The principal of Albany Primary School, Maree Bathurst, said her school had 784 children compared to 707 at the same time last year and she expected the roll to reach 810 by the end of the year.

"Our next class will have to go in the library so we have actually no extra spaces at all. We're currently using a room that is less than ideal for a new entrant class but that is what our Education Ministry deem our capacity is so we're actually over capacity now," she said.

Ms Bathurst said the school had expected a lot of new enrolments because of new developments in the area including six apartment blocks, but it was hard for the Education Ministry to plan for growth.

"For example there's a subdivision in our zone which five years ago could have had 600 townhouses on it. It took a long time for that development to be approved by council and then there were construction problems so that growth could have had a huge impact on our school and the three local schools, but as it turned out it was very much a progressive subdivision."

At the other end of Auckland, Manurewa South School principal Tone Kolose said his roll had jumped from 320 children last year to more than 380, and it was still growing.
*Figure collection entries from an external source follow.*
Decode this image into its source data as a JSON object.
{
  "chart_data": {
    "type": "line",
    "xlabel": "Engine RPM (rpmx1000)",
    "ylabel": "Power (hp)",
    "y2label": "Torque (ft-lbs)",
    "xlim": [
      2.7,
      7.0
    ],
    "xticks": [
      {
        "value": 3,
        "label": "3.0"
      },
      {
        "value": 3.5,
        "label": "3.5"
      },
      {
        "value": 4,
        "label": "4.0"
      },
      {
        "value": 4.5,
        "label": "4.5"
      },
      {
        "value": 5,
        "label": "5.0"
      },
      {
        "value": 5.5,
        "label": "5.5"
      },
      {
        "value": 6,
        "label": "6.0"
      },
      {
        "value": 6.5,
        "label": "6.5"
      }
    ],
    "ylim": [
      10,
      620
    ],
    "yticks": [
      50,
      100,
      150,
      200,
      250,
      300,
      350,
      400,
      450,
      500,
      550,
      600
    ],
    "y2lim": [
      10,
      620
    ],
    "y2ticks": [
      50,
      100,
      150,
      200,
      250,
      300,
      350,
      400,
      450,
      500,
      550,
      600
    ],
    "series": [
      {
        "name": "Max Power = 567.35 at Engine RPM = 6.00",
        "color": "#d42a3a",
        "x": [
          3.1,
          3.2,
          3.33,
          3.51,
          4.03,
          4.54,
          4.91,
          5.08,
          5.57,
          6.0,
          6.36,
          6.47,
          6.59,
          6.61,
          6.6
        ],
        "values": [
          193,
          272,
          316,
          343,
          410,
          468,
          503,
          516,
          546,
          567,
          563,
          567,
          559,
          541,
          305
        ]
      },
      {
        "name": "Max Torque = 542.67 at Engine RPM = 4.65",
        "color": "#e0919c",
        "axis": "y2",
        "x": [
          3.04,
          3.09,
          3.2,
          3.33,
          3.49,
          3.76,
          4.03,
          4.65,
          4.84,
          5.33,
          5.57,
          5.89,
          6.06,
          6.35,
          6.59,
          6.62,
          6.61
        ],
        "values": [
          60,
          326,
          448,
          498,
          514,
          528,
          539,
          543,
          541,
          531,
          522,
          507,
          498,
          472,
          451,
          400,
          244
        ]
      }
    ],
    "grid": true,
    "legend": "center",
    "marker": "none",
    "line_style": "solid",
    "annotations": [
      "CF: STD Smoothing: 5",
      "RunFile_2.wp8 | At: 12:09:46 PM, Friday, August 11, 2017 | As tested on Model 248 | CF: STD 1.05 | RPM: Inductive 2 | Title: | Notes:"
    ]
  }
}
"We were surprised that the school's roll had grown dramatically, we weren't expecting the 20 percent increase of students. We are kind of expecting to hit the 400 mark, maybe 410 by the end of the year," he said.

Mr Kolose said the increase had forced the school to use half its library as a classroom and he expected it would have use the other half of that building and the school's hall for teaching space.

About 30 or 40 children were coming to the school from other neighbourhoods, but even with an enrolment zone the growth was unlikely to stop because other factors were driving more people into the area, he said.

"We're noticing that more families are moving in with families, so we have bigger numbers of people living in the same houses," he said.

In addition, there were new state house developments and more people buying homes in the area, Mr Kolose said.

The Education Ministry's deputy secretary sector enablement and support, Katrina Casey, said the Auckland school network grew by 8 percent or 19,500 students in the past 10 years, reaching a high of 275,465 students last year.

"The region is growing faster and at a more sustained rate than ever before and we expect over the next decade it will continue to grow at the fastest rate since 2001," Ms Casey said.

"We could see between 30,000 and 60,000 more school-age students in the network by 2030. We are working to meet this projected growth in a range of ways including optimising the current network, expanding current schools and building new schools."

Ms Casey said the ministry was working on an Auckland growth plan and a national network plan for growth to 2030, which would go to the government later this year.

She said since the 2014 government Budget the ministry had been allocated funding to provide an additional 25,000 student places in Auckland, of which 9300 had been completed and a further 3000 were expected in the next 12 months.